Fault Monitoring and Recovery Simulation

The implementation simulates architectural tactics for components seen in an autonomous car

The highly available module in the implementation, as would be in an autonomous car is the Localization Module

The monitoring component is the Vehicle Control Module (which would use location information from the localization component)

Faults are logged and handled by the Fault Monitor.


Fault Monitoring is simulated using the Heartbeat tactic

  • Here the highly available module sends an intermittent signal to the monitoring component to ensure it is alive alongside the information it sends.
  • The monitoring process continues to listen for signals at a fixed montioring interval from this highly available component.
  • It reports any missed heartbeat signals to a fault manager which logs the failure.

Fault Recovery is simulated using the Cold Sparing (a Redundancy technique to ensure availability)

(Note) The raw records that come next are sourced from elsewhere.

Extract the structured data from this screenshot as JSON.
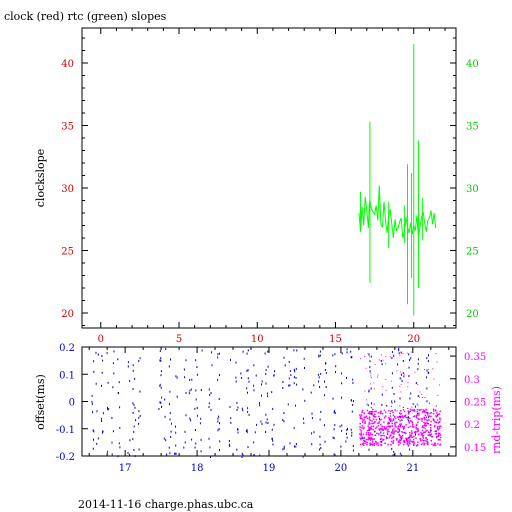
{
  "chart_data": [
    {
      "type": "line",
      "title": "clock (red) rtc (green) slopes",
      "ylabel": "clockslope",
      "xlim": [
        -1.2,
        22.7
      ],
      "ylim": [
        18.8,
        42.8
      ],
      "x_ticks": [
        0,
        5,
        10,
        15,
        20
      ],
      "y_ticks": [
        20,
        25,
        30,
        35,
        40
      ],
      "colors": {
        "clock": "#ff0000",
        "rtc": "#00ff00",
        "left_axis": "#cc0000",
        "right_axis": "#00cc00"
      },
      "series": [
        {
          "color": "#00ff00",
          "x": [
            16.5,
            16.6,
            16.7,
            16.8,
            16.9,
            17.0,
            17.1,
            17.15,
            17.2,
            17.3,
            17.4,
            17.5,
            17.6,
            17.7,
            17.8,
            17.9,
            18.0,
            18.1,
            18.2,
            18.3,
            18.4,
            18.5,
            18.6,
            18.7,
            18.8,
            18.9,
            19.0,
            19.1,
            19.2,
            19.3,
            19.4,
            19.5,
            19.6,
            19.7,
            19.8,
            19.9,
            20.0,
            20.1,
            20.2,
            20.3,
            20.4,
            20.5,
            20.6,
            20.7,
            20.8,
            20.9,
            21.0,
            21.1,
            21.2,
            21.3,
            21.4
          ],
          "y": [
            28.0,
            26.5,
            28.5,
            27.0,
            29.3,
            28.2,
            26.8,
            28.6,
            29.0,
            28.3,
            28.1,
            27.9,
            28.6,
            27.4,
            30.2,
            27.1,
            26.9,
            28.9,
            27.3,
            26.4,
            27.8,
            28.3,
            27.1,
            26.0,
            27.5,
            26.6,
            26.8,
            27.3,
            27.6,
            26.0,
            26.5,
            27.7,
            26.9,
            26.4,
            27.2,
            26.3,
            27.0,
            26.6,
            27.8,
            26.1,
            26.9,
            27.7,
            28.1,
            27.2,
            26.5,
            27.4,
            27.6,
            28.2,
            27.1,
            28.0,
            26.8
          ]
        }
      ],
      "spikes": [
        {
          "x": 16.6,
          "low": 26.5,
          "high": 29.7
        },
        {
          "x": 17.2,
          "low": 22.4,
          "high": 35.3
        },
        {
          "x": 18.4,
          "low": 25.2,
          "high": 28.9
        },
        {
          "x": 19.4,
          "low": 25.6,
          "high": 28.6
        },
        {
          "x": 19.6,
          "low": 20.7,
          "high": 31.9
        },
        {
          "x": 19.85,
          "low": 22.8,
          "high": 31.2
        },
        {
          "x": 20.0,
          "low": 19.8,
          "high": 41.5
        },
        {
          "x": 20.3,
          "low": 22.0,
          "high": 33.8
        },
        {
          "x": 20.55,
          "low": 25.8,
          "high": 29.2
        }
      ]
    },
    {
      "type": "scatter",
      "ylabel_left": "offset(ms)",
      "ylabel_right": "rnd-trip(ms)",
      "xlim": [
        16.4,
        21.6
      ],
      "ylim_left": [
        -0.2,
        0.2
      ],
      "ylim_right": [
        0.13,
        0.37
      ],
      "x_ticks": [
        17,
        18,
        19,
        20,
        21
      ],
      "y_ticks_left": [
        "-0.2",
        "-0.1",
        "0",
        "0.1",
        "0.2"
      ],
      "y_ticks_right": [
        "0.15",
        "0.2",
        "0.25",
        "0.3",
        "0.35"
      ],
      "colors": {
        "offset": "#0000cc",
        "rndtrip": "#ff00ff",
        "left_axis": "#0000cc",
        "right_axis": "#ff00ff"
      },
      "series": [
        {
          "color": "#0000cc",
          "x": [
            16.55,
            16.6,
            16.68,
            16.75,
            16.82,
            16.9,
            17.05,
            17.12,
            17.2,
            17.48,
            17.55,
            17.62,
            17.7,
            17.82,
            17.9,
            17.98,
            18.05,
            18.18,
            18.3,
            18.45,
            18.55,
            18.62,
            18.7,
            18.8,
            18.88,
            18.96,
            19.05,
            19.2,
            19.28,
            19.36,
            19.48,
            19.6,
            19.7,
            19.78,
            19.9,
            20.0,
            20.08,
            20.15,
            20.4,
            20.55,
            20.72,
            20.8,
            20.85,
            20.95,
            21.05,
            21.2
          ],
          "y": [
            0.17,
            -0.12,
            0.05,
            0.14,
            -0.08,
            0.02,
            -0.15,
            0.11,
            0.03,
            -0.17,
            0.16,
            -0.02,
            0.09,
            -0.1,
            0.18,
            -0.05,
            0.07,
            -0.14,
            0.12,
            0.0,
            -0.09,
            0.15,
            0.06,
            -0.16,
            0.1,
            -0.04,
            0.13,
            -0.11,
            0.04,
            0.19,
            -0.07,
            0.08,
            -0.13,
            0.01,
            0.16,
            -0.06,
            -0.18,
            0.1,
            0.12,
            -0.03,
            0.06,
            -0.08,
            0.15,
            -0.12,
            0.02,
            0.09
          ]
        },
        {
          "color": "#ff00ff",
          "x": [
            20.25,
            20.4,
            20.55,
            20.7,
            20.85,
            21.0,
            21.15,
            21.3,
            21.38
          ],
          "y": [
            0.2,
            0.19,
            0.205,
            0.185,
            0.2,
            0.195,
            0.19,
            0.205,
            0.2
          ]
        }
      ],
      "rndtrip_band": {
        "x_range": [
          20.25,
          21.38
        ],
        "ylim": [
          0.155,
          0.235
        ],
        "outliers_max": 0.36
      }
    }
  ],
  "footer": "2014-11-16 charge.phas.ubc.ca"
}
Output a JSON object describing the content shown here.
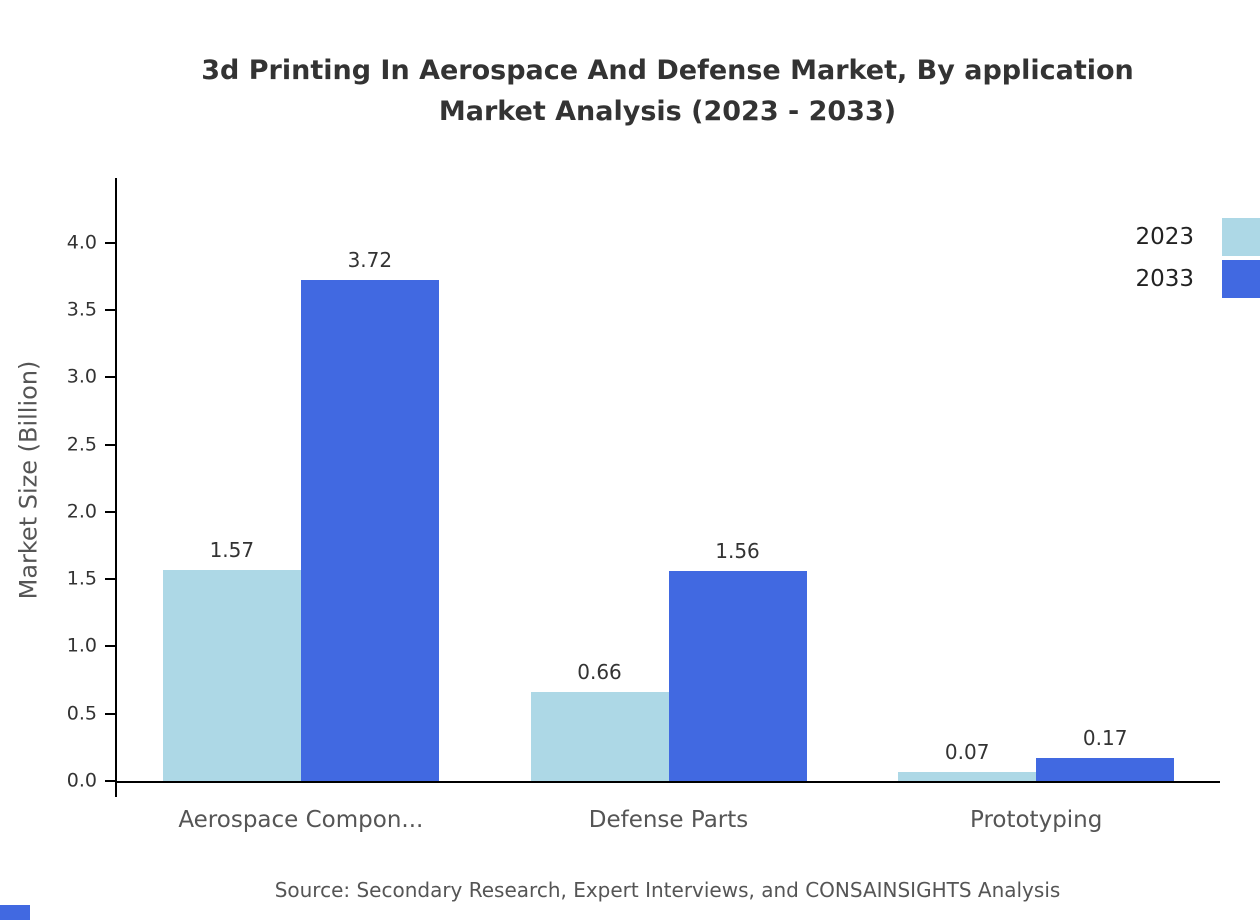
{
  "chart_data": {
    "type": "bar",
    "title_line1": "3d Printing In Aerospace And Defense Market, By application",
    "title_line2": "Market Analysis (2023 - 2033)",
    "ylabel": "Market Size (Billion)",
    "categories": [
      "Aerospace Compon...",
      "Defense Parts",
      "Prototyping"
    ],
    "series": [
      {
        "name": "2023",
        "color": "#ADD8E6",
        "values": [
          1.57,
          0.66,
          0.07
        ]
      },
      {
        "name": "2033",
        "color": "#4169E1",
        "values": [
          3.72,
          1.56,
          0.17
        ]
      }
    ],
    "y_ticks": [
      0.0,
      0.5,
      1.0,
      1.5,
      2.0,
      2.5,
      3.0,
      3.5,
      4.0
    ],
    "y_tick_labels": [
      "0.0",
      "0.5",
      "1.0",
      "1.5",
      "2.0",
      "2.5",
      "3.0",
      "3.5",
      "4.0"
    ],
    "ylim": [
      0,
      4.48
    ],
    "grid": false,
    "legend_position": "top-right",
    "source": "Source: Secondary Research, Expert Interviews, and CONSAINSIGHTS Analysis",
    "accent_color": "#4169E1"
  }
}
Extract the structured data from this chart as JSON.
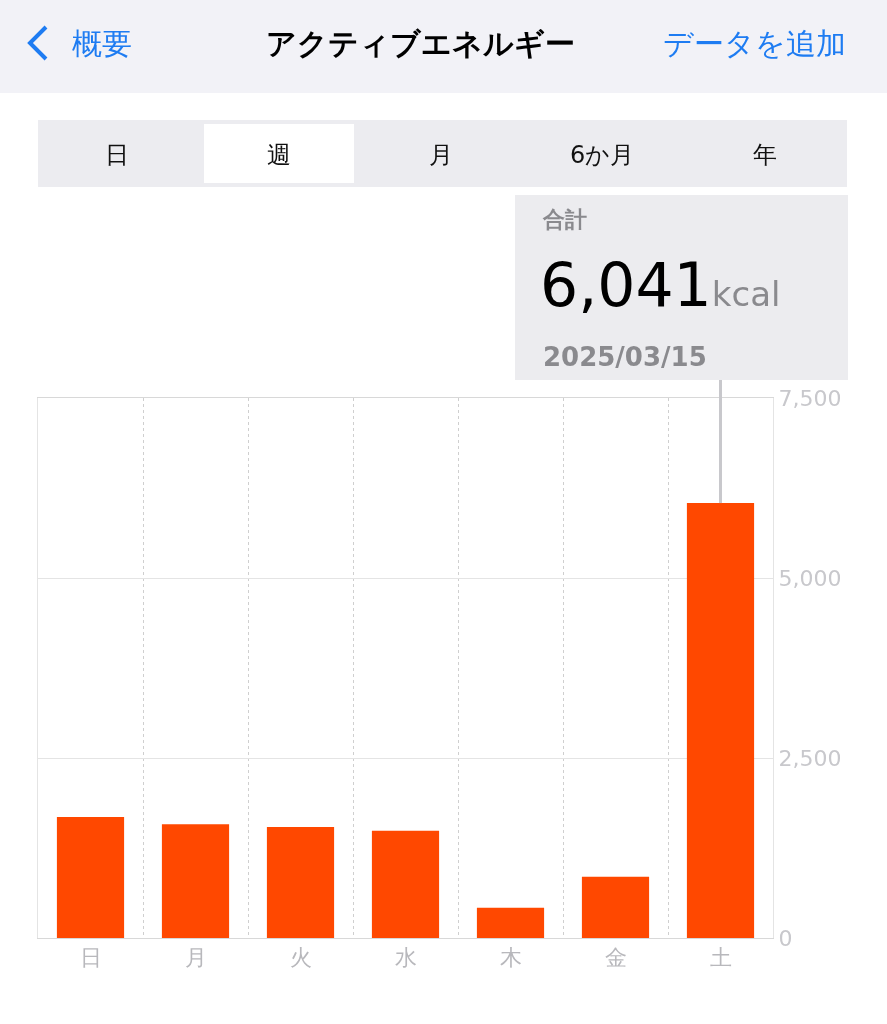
{
  "chart_data": {
    "type": "bar",
    "title": "アクティブエネルギー",
    "categories": [
      "日",
      "月",
      "火",
      "水",
      "木",
      "金",
      "土"
    ],
    "values": [
      1680,
      1580,
      1540,
      1490,
      420,
      850,
      6041
    ],
    "color": "#ff4800",
    "ylim": [
      0,
      7500
    ],
    "yticks": [
      0,
      {
        "value": 2500,
        "label": "2,500"
      },
      {
        "value": 5000,
        "label": "5,000"
      },
      {
        "value": 7500,
        "label": "7,500"
      }
    ],
    "grid": true,
    "annotations": [
      "概要",
      "データを追加",
      "日",
      "週",
      "月",
      "6か月",
      "年",
      "合計",
      "6,041kcal",
      {
        "text": "2025/03/15",
        "x": "土",
        "y": 6041
      }
    ]
  }
}
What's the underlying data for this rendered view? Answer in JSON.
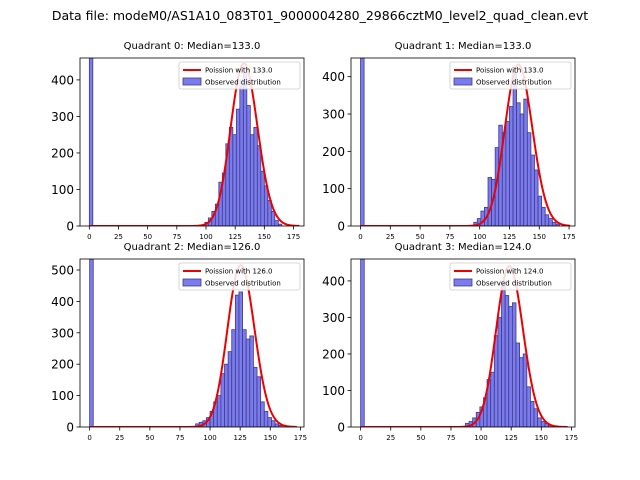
{
  "figure_title": "Data file: modeM0/AS1A10_083T01_9000004280_29866cztM0_level2_quad_clean.evt",
  "colors": {
    "bar_fill": "#7b7bed",
    "bar_edge": "#3c3c8c",
    "curve": "#ee0000",
    "axis": "#000000"
  },
  "chart_data": [
    {
      "type": "bar",
      "title": "Quadrant 0: Median=133.0",
      "legend": [
        "Poission with 133.0",
        "Observed distribution"
      ],
      "legend_position": "top-right",
      "xlim": [
        -8,
        184
      ],
      "ylim": [
        0,
        460
      ],
      "x_ticks": [
        0,
        25,
        50,
        75,
        100,
        125,
        150,
        175
      ],
      "y_ticks": [
        0,
        100,
        200,
        300,
        400
      ],
      "bin_width": 3,
      "bin_starts": [
        0,
        99,
        102,
        105,
        108,
        111,
        114,
        117,
        120,
        123,
        126,
        129,
        132,
        135,
        138,
        141,
        144,
        147,
        150,
        153,
        156,
        159,
        162
      ],
      "bar_heights": [
        460,
        10,
        22,
        40,
        60,
        120,
        145,
        225,
        270,
        250,
        320,
        400,
        420,
        330,
        250,
        270,
        220,
        150,
        110,
        70,
        40,
        15,
        5
      ],
      "curve_mean": 133.0,
      "curve_peak": 445,
      "curve_x_range": [
        0,
        180
      ]
    },
    {
      "type": "bar",
      "title": "Quadrant 1: Median=133.0",
      "legend": [
        "Poission with 133.0",
        "Observed distribution"
      ],
      "legend_position": "top-right",
      "xlim": [
        -8,
        180
      ],
      "ylim": [
        0,
        450
      ],
      "x_ticks": [
        0,
        25,
        50,
        75,
        100,
        125,
        150,
        175
      ],
      "y_ticks": [
        0,
        100,
        200,
        300,
        400
      ],
      "bin_width": 3,
      "bin_starts": [
        0,
        95,
        98,
        101,
        104,
        107,
        110,
        113,
        116,
        119,
        122,
        125,
        128,
        131,
        134,
        137,
        140,
        143,
        146,
        149,
        152,
        155,
        158,
        161,
        164
      ],
      "bar_heights": [
        450,
        10,
        20,
        40,
        50,
        130,
        125,
        210,
        270,
        250,
        280,
        320,
        410,
        330,
        300,
        340,
        250,
        190,
        150,
        80,
        50,
        30,
        20,
        10,
        5
      ],
      "curve_mean": 133.0,
      "curve_peak": 432,
      "curve_x_range": [
        0,
        176
      ]
    },
    {
      "type": "bar",
      "title": "Quadrant 2: Median=126.0",
      "legend": [
        "Poission with 126.0",
        "Observed distribution"
      ],
      "legend_position": "top-right",
      "xlim": [
        -8,
        178
      ],
      "ylim": [
        0,
        535
      ],
      "x_ticks": [
        0,
        25,
        50,
        75,
        100,
        125,
        150,
        175
      ],
      "y_ticks": [
        0,
        100,
        200,
        300,
        400,
        500
      ],
      "bin_width": 3,
      "bin_starts": [
        0,
        88,
        91,
        94,
        97,
        100,
        103,
        106,
        109,
        112,
        115,
        118,
        121,
        124,
        127,
        130,
        133,
        136,
        139,
        142,
        145,
        148,
        151,
        154,
        157
      ],
      "bar_heights": [
        535,
        10,
        15,
        20,
        30,
        50,
        80,
        100,
        170,
        200,
        240,
        310,
        420,
        430,
        310,
        280,
        290,
        190,
        160,
        80,
        50,
        30,
        20,
        10,
        5
      ],
      "curve_mean": 126.0,
      "curve_peak": 515,
      "curve_x_range": [
        0,
        172
      ]
    },
    {
      "type": "bar",
      "title": "Quadrant 3: Median=124.0",
      "legend": [
        "Poission with 124.0",
        "Observed distribution"
      ],
      "legend_position": "top-right",
      "xlim": [
        -8,
        178
      ],
      "ylim": [
        0,
        460
      ],
      "x_ticks": [
        0,
        25,
        50,
        75,
        100,
        125,
        150,
        175
      ],
      "y_ticks": [
        0,
        100,
        200,
        300,
        400
      ],
      "bin_width": 3,
      "bin_starts": [
        0,
        87,
        90,
        93,
        96,
        99,
        102,
        105,
        108,
        111,
        114,
        117,
        120,
        123,
        126,
        129,
        132,
        135,
        138,
        141,
        144,
        147,
        150,
        153,
        156
      ],
      "bar_heights": [
        460,
        10,
        15,
        25,
        40,
        55,
        80,
        130,
        150,
        250,
        300,
        400,
        360,
        330,
        340,
        230,
        190,
        200,
        110,
        70,
        50,
        25,
        15,
        10,
        5
      ],
      "curve_mean": 124.0,
      "curve_peak": 440,
      "curve_x_range": [
        0,
        172
      ]
    }
  ]
}
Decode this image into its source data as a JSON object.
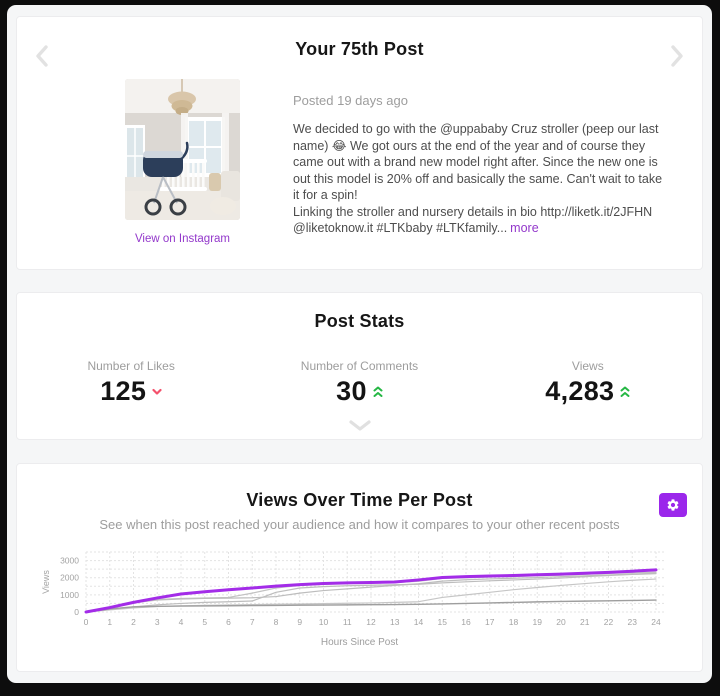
{
  "colors": {
    "accent_purple": "#9b27eb",
    "link_purple": "#9338cb",
    "chart_line_purple": "#a32ce8",
    "trend_down_red": "#f4516c",
    "trend_up_green": "#25b744",
    "page_bg": "#f5f6f7",
    "frame_bg": "#0d0d0d"
  },
  "icons": {
    "prev": "chevron-left",
    "next": "chevron-right",
    "trend_down": "chevron-down",
    "trend_up": "double-chevron-up",
    "expand": "chevron-down",
    "settings": "gear"
  },
  "post_card": {
    "title": "Your 75th Post",
    "posted": "Posted 19 days ago",
    "caption_part1": "We decided to go with the @uppababy Cruz stroller (peep our last name) 😂 We got ours at the end of the year and of course they came out with a brand new model right after. Since the new one is out this model is 20% off and basically the same. Can't wait to take it for a spin!",
    "caption_part2": "Linking the stroller and nursery details in bio http://liketk.it/2JFHN @liketoknow.it #LTKbaby #LTKfamily...",
    "more_label": "more",
    "view_link": "View on Instagram"
  },
  "stats_card": {
    "title": "Post Stats",
    "stats": [
      {
        "label": "Number of Likes",
        "value": "125",
        "trend": "down"
      },
      {
        "label": "Number of Comments",
        "value": "30",
        "trend": "up"
      },
      {
        "label": "Views",
        "value": "4,283",
        "trend": "up"
      }
    ]
  },
  "chart_card": {
    "title": "Views Over Time Per Post",
    "subtitle": "See when this post reached your audience and how it compares to your other recent posts"
  },
  "chart_data": {
    "type": "line",
    "title": "Views Over Time Per Post",
    "xlabel": "Hours Since Post",
    "ylabel": "Views",
    "x": [
      0,
      1,
      2,
      3,
      4,
      5,
      6,
      7,
      8,
      9,
      10,
      11,
      12,
      13,
      14,
      15,
      16,
      17,
      18,
      19,
      20,
      21,
      22,
      23,
      24
    ],
    "xlim": [
      0,
      24
    ],
    "ylim": [
      0,
      3500
    ],
    "yticks": [
      0,
      1000,
      2000,
      3000
    ],
    "grid": "dashed",
    "legend": "none",
    "series": [
      {
        "name": "other-post-1",
        "color": "#c2c2c2",
        "width": 1.2,
        "values": [
          0,
          240,
          520,
          730,
          790,
          820,
          850,
          1100,
          1400,
          1550,
          1620,
          1660,
          1690,
          1720,
          1790,
          1960,
          2000,
          2040,
          2070,
          2110,
          2150,
          2200,
          2250,
          2290,
          2320
        ]
      },
      {
        "name": "other-post-2",
        "color": "#bdbdbd",
        "width": 1.2,
        "values": [
          0,
          150,
          300,
          420,
          500,
          560,
          600,
          640,
          1150,
          1400,
          1480,
          1530,
          1560,
          1590,
          1620,
          1700,
          1760,
          1820,
          1870,
          1920,
          1980,
          2060,
          2130,
          2190,
          2240
        ]
      },
      {
        "name": "other-post-3",
        "color": "#c6c6c6",
        "width": 1.2,
        "values": [
          0,
          120,
          240,
          320,
          360,
          390,
          410,
          430,
          450,
          470,
          490,
          510,
          530,
          560,
          600,
          850,
          1000,
          1150,
          1300,
          1430,
          1550,
          1660,
          1760,
          1850,
          1920
        ]
      },
      {
        "name": "other-post-4",
        "color": "#9e9e9e",
        "width": 1.4,
        "values": [
          0,
          180,
          300,
          330,
          345,
          355,
          365,
          375,
          385,
          395,
          405,
          415,
          425,
          435,
          450,
          470,
          500,
          530,
          560,
          590,
          615,
          635,
          655,
          675,
          695
        ]
      },
      {
        "name": "other-post-5",
        "color": "#bdbdbd",
        "width": 1.2,
        "values": [
          0,
          250,
          540,
          700,
          760,
          790,
          810,
          830,
          900,
          1100,
          1250,
          1350,
          1450,
          1550,
          1650,
          1800,
          1880,
          1930,
          1970,
          2010,
          2060,
          2110,
          2160,
          2210,
          2260
        ]
      },
      {
        "name": "your-75th-post",
        "color": "#a32ce8",
        "width": 3,
        "values": [
          0,
          260,
          560,
          820,
          1050,
          1180,
          1300,
          1400,
          1510,
          1600,
          1660,
          1700,
          1720,
          1750,
          1870,
          2010,
          2060,
          2100,
          2130,
          2170,
          2210,
          2260,
          2310,
          2380,
          2460
        ]
      }
    ]
  }
}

  • When the monitoring process does not receive a heartbeat signal, in the stipulated monitoring interval (plus an added buffer period),it reports failure and sends the Fault Manager information last received from the highly available component.
  • The Fault Monitor logs the failure, starts up a backup module by forwarding the information it received from the monitoring component.
  • Meawhile it also attempts to reboot the original module while keeping track of the information it would need. Once the original component is back up the redundant node or cold spare is shut down.

Steps to run the project:

  1. Run the Starter.java file.
  2. Observe the standard output to see the heartbeat signals being sent with a timestamp (at a fixed interval) – Should look like “Receiver: Received heartbeat signal at: 2018-02-22 17:50:24”.
  3. When the critical component (Sender.java in the Localization package), stops sending heartbeat signals, the monitoring component (Receiver.java in the VehicleControl package) prints out a message to the standard output. “Hearbeat interval exceeded - Localization Component failed - View log for details” to the console.
  4. It then invokes a method on the FaultMonitor class that logs the failure and starts up a redundant Sender node called "BackupSender"
  5. The FaultMonitor then attempts to reboot the (original) Sender and kills the BackupSender when the original is back up.

Expect the sender to fail randomly. You may have to re-run it to start at a different time and wait up to 60 seconds to see it fail.